Test coverage is uneven. The tests/ directory has 14 files, but most target specific integrations (ChromaDB, Gemini, Ollama) rather than the core agent loop. test_agents.py and test_workflow.py exist but aren't comprehensive end-to-end tests.

The pyproject.toml [all] extras list is 20+ packages including heavy ML dependencies like transformers and pymilvus[model]. The base install is lean (pydantic, pandas, httpx), but newcomers who pip install vanna[all] will wait a while.

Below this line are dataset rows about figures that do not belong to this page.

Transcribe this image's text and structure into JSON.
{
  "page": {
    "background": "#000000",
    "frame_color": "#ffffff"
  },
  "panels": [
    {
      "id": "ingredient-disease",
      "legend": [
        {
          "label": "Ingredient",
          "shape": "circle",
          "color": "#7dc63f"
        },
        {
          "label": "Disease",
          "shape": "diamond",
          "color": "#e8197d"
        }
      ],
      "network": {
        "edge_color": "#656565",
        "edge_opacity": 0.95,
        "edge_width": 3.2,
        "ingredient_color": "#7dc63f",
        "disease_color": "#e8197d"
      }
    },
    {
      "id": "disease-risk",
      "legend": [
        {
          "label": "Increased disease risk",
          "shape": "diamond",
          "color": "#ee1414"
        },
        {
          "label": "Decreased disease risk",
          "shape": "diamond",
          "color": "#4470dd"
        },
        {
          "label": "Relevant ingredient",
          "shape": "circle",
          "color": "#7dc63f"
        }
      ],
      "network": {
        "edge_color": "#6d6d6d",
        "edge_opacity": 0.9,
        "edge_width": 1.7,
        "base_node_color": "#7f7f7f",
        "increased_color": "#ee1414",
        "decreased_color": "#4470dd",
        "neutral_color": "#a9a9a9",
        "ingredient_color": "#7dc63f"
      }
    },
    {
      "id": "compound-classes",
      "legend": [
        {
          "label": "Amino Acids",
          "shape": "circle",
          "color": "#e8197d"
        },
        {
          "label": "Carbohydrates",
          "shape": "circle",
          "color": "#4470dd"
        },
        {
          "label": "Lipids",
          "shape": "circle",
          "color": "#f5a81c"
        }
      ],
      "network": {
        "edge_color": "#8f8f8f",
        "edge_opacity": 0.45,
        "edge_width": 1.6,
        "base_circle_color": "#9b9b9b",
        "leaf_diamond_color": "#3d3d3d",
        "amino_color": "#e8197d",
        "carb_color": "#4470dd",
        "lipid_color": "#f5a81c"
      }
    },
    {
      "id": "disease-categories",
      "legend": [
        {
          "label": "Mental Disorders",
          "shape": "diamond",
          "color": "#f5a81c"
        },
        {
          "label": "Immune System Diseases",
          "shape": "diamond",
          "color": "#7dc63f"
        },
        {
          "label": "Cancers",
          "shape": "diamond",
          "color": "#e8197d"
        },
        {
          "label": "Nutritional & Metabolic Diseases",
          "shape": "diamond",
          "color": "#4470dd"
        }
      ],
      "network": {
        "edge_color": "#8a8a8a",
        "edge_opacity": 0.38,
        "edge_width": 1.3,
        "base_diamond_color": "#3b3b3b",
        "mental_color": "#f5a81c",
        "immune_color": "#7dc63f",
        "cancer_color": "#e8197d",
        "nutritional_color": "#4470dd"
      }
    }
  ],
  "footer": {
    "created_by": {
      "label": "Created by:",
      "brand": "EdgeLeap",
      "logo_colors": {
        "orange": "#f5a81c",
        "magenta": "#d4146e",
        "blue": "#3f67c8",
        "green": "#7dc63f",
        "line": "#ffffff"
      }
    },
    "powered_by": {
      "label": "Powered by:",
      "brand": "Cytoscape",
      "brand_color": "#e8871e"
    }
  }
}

The v2 branch exists separately from main in the repo — as of stargazing, the 2.0 README is on main but the underlying code structure suggests active migration work is still ongoing.

Bottom line

If you're building a data Q&A interface and want something with real permission semantics rather than a thin wrapper around an LLM prompt, Vanna 2.0's tool-registry approach is worth the integration cost. The legacy 0.x path still works for quick prototypes where you just want vn.ask() against an existing database.